Since Max was off watching GWAR, I was standing next to the tree by myself eavesdropping on trio of hipster twenty somethings — two young women and a dude. The young dude was insufferable, lecturing the women on all things Joan Jett like he was some kind of professor of Joanology. He was both incredulous and condescending at the same time. You know that dude. And the worst part was, he was wrong about half the shit he said. If I were a bigger asshole, I would have been all, “Actually, jackass, ‘Cherry Bomb’ was not Joan’s. It was written by Joan Jett and Kim Fowley and was the track 1 side 1 on The Runaways’ debut album in 1976. She didn’t even sing it, Cherie Currie did.” (Thanks Queens of Noise: The Real Story of the Runaways!)
I didn’t have time for too much scorn, because suddenly there she was. Joan Jett on stage in front of me and, I had tears to shed and songs to sing. The crowd stuttering through “Cherry Bomb” was pretty rad, and at one point during “Do You Wanna Touch Me” after Joan had asked the crowd to sing along I leaned over to Professor Chatty O’Bullshit who was saying something about the crowd’s singing and cracked, “When Joan asks you to sing, you sing.”
It was right after that when some jackass behind me had enough of the injustice of being stuck behind someone so gifted with the height and decided to climb the tree next to me. Only the tree next to me wasn’t really that big of a tree and all of the branches were well over my head, making them a good seven feet off the ground. However, this did not stop entitled jackass from shimmying up that tree and kicking me in the head in the process. It hurt. A lot. Did he apologize? No. Did he come out of the fucking tree? No. Instead, he perched up in the tree and rained down small branches and leaves upon the crowd underneath him. I can’t remember the last time I wanted to cause bodily harm to a stranger. In my head I kept thinking, “just grab his foot and pull the fucker down.

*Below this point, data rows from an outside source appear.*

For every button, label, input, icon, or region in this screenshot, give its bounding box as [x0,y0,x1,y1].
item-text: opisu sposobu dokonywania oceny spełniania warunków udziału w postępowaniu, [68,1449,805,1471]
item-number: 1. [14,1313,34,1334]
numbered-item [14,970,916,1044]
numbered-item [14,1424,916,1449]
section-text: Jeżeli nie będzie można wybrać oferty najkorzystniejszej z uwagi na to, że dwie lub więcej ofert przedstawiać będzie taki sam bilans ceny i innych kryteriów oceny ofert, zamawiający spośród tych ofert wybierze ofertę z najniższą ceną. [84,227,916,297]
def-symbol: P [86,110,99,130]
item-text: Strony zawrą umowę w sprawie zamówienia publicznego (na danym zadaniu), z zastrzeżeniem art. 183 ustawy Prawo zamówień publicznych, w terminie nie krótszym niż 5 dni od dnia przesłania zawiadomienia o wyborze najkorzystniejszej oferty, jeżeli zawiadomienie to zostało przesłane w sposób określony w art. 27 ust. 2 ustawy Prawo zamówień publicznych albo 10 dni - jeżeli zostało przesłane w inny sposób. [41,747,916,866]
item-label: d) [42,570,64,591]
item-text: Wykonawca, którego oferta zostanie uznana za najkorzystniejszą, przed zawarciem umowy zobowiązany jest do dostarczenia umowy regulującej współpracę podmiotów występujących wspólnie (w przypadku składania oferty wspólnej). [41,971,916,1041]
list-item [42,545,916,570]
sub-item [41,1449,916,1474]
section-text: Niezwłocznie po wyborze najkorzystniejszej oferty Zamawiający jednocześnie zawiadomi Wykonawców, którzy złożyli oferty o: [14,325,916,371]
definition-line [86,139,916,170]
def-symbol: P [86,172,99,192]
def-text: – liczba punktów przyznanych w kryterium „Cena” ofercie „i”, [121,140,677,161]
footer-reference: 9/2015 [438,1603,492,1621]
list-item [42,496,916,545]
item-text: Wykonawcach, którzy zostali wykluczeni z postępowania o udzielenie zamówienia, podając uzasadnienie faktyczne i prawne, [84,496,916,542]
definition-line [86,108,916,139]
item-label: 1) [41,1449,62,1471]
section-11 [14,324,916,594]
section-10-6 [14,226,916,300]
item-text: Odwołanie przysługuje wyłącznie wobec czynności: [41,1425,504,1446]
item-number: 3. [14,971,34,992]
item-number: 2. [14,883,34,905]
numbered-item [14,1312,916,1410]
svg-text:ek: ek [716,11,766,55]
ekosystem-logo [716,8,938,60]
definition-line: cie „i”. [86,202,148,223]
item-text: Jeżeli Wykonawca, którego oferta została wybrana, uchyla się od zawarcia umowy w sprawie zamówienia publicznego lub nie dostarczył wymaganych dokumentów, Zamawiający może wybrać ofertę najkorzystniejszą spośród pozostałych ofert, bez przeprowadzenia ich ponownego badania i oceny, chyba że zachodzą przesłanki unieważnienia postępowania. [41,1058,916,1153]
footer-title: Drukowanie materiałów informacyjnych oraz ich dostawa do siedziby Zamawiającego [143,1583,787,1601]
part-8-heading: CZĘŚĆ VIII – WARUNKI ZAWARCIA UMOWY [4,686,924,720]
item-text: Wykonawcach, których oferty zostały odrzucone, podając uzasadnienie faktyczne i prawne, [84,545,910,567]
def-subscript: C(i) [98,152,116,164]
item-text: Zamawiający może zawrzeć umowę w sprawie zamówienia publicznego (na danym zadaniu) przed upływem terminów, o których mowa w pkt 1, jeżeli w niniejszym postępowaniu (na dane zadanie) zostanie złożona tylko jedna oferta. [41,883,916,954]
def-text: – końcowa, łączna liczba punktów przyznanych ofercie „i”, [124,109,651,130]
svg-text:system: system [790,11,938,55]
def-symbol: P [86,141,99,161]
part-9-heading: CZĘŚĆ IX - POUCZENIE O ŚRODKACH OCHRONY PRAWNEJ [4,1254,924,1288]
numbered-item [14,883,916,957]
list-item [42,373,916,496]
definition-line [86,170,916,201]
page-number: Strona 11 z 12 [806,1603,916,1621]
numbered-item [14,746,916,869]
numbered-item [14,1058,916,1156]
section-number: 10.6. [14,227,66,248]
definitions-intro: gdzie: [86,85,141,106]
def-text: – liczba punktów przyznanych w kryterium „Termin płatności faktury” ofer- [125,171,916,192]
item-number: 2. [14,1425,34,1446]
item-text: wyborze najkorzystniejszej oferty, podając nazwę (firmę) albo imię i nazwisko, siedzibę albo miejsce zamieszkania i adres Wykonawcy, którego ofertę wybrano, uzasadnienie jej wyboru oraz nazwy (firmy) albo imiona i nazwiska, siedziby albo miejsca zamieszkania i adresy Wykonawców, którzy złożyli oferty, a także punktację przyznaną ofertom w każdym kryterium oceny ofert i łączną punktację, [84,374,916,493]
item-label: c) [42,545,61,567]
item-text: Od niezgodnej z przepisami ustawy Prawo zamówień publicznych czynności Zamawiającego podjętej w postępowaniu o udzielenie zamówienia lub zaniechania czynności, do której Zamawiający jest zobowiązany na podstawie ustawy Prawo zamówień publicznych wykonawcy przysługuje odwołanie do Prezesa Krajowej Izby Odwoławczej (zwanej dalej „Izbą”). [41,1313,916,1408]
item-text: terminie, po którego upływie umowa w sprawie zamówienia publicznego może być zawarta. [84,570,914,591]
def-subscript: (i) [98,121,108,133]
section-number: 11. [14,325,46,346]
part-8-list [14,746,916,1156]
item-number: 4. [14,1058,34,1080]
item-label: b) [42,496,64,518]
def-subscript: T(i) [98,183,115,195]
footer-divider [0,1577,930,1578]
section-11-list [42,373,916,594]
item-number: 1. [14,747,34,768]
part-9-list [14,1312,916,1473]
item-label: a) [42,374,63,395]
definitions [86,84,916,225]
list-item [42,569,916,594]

Just do it. You can reach him and pull him down. DO IT!”
I was so angry and annoyed and claustrophobic at that point that I took the time during a song I didn’t know to head to the back of the crowd.
As I was fighting upstream, Joan started the intro to the next song. She was talking about the song and blah, blah, blah and how she invited a friend who was playing on Sunday to play the next song with her. I very nearly pooped my pants. My brain immediately went to her friend Paul Westerberg who was playing Sunday. You’d be amazed how much fan ficton you can write in the space between words. I wrote the War & Peace of fan fiction in the time it took her to introduce Laura Jane Grace from Against Me!
My disappointment was fleeting though, because by the time I made it to a safe space at the back of the crowd, in view of the jumbotron, she started ripping through a trifecta featuring “I Love Rock & Roll,” “Crimson & Clover,” and “I Hate Myself for Loving You.” And if there’s anything that can make you forget a possible head trauma and other minor annoyances, it’s those three songs played by Ms. Joan Jett herself.
You are a saint for not just setting that poor little tree on fire with that fucker in it. I hate festival crowds so much that I probably wouldn’t go to a festival if … OK, I don’t even know what because I saw Andrew Bird open for Wilco so there’s not much that could top that. No. No more outdoor concerts for me.
I usually don’t mind outdoor concerts, the Dylan/Wilco one was quite lovely this summer. But yeah, I’m done with mutli-day festivals for sure. (Also, I saw Andrew Bird open for Wilco too and it was awesome.)